Потерянный Исидор бродил по улицам Александрии, как разорившийся купец. Ипатия обещала писать и сдержала слово; ее письма были всего лишь письмами преданной ученицы — о книгах и своих сомнениях, но в конце было всегда несколько слов о здоровье, о морской прогулке или о ветке, заглядывающей в окно. И в конце неизменно — «Твоя Ипатия».

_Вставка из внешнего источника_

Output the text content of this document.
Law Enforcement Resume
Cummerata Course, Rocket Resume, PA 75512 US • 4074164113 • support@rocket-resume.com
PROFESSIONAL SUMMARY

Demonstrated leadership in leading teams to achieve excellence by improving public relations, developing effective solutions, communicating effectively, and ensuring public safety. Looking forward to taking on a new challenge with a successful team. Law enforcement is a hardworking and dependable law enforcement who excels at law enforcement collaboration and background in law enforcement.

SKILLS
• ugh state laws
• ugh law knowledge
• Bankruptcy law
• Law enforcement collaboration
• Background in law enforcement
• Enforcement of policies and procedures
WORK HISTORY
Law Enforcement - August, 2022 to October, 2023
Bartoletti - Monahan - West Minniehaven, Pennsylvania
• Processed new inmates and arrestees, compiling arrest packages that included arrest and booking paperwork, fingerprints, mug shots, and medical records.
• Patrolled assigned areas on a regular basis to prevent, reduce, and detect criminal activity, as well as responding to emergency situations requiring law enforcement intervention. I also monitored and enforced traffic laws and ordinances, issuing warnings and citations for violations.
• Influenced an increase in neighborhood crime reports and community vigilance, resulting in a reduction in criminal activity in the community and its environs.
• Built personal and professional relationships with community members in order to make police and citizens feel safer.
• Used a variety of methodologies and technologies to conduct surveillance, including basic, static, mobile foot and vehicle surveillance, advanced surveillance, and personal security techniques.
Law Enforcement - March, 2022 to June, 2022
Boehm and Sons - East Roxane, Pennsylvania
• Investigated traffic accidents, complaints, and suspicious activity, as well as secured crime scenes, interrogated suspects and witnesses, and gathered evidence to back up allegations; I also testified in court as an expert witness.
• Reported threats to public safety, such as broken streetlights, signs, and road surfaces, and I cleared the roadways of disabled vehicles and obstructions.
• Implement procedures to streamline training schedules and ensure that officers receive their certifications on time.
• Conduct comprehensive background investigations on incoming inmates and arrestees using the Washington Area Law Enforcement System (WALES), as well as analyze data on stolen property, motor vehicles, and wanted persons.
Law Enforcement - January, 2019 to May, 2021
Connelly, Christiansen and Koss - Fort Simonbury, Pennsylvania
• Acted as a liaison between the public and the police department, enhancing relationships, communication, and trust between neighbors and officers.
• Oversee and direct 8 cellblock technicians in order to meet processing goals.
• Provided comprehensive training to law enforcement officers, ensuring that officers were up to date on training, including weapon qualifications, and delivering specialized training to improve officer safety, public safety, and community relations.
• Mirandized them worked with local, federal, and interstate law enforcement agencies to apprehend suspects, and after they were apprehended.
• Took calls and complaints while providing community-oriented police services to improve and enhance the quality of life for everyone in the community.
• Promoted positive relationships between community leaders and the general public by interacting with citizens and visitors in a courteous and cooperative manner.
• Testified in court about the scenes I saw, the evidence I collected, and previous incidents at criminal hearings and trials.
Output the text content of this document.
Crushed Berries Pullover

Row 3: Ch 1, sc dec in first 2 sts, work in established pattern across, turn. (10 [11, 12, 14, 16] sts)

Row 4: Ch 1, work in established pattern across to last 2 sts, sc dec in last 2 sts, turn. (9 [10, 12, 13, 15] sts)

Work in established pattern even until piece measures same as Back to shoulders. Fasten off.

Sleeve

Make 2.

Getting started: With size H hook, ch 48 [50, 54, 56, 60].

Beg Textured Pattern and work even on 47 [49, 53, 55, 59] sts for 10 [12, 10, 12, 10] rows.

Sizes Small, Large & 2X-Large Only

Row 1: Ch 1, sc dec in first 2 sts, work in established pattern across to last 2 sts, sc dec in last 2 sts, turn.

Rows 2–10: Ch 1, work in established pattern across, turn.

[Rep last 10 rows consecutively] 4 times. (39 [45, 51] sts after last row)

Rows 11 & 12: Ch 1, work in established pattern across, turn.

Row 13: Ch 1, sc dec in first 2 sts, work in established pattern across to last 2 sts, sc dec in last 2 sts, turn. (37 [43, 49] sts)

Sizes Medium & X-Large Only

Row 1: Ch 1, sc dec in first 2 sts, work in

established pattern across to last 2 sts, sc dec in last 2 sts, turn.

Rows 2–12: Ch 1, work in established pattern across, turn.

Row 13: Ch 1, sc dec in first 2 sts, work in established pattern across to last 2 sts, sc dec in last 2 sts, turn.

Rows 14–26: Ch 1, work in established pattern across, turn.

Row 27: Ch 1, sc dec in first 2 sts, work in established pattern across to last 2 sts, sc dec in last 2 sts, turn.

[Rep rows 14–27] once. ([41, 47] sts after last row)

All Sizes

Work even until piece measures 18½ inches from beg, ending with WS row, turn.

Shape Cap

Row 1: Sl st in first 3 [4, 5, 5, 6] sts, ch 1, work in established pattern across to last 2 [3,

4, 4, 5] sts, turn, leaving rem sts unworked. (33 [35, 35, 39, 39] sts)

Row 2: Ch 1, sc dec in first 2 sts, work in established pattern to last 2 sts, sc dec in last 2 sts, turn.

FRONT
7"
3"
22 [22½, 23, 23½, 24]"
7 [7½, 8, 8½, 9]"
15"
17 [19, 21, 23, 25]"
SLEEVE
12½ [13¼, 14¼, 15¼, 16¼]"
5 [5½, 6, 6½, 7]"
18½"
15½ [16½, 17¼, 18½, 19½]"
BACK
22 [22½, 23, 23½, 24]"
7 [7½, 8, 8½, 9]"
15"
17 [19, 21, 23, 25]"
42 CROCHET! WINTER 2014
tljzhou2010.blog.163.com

Он не пропустил момента ее возвращения. В открытой дорожной коляске сидела она рядом с отцом — высокая, прекрасная, настоящая женщина... Исидор прижался головой к деревянному столбу и зарыдал, бормоча отрывки стихов и ломая себе пальцы.

Ипатия встретила его приветливо и серьезно, как благовоспитанная молодая дама. Уже на следующее утро Исидор мог продолжить с девушкой занятия философией...

Однажды, во время зимнего солнцестояния, когда христианские дети праздновали день рождения своего спасителя, а египетские жрецы — словно назло, пели торжественные гимны Изиде, — в Академии был праздник, и даже Теон дал себе день отдыха. У Исидора с профессором состоялся долгий разговор. После него отец поцеловал Ипатию в лоб и сказал, что Исидор попросил ее руки, и через год будет свадьба.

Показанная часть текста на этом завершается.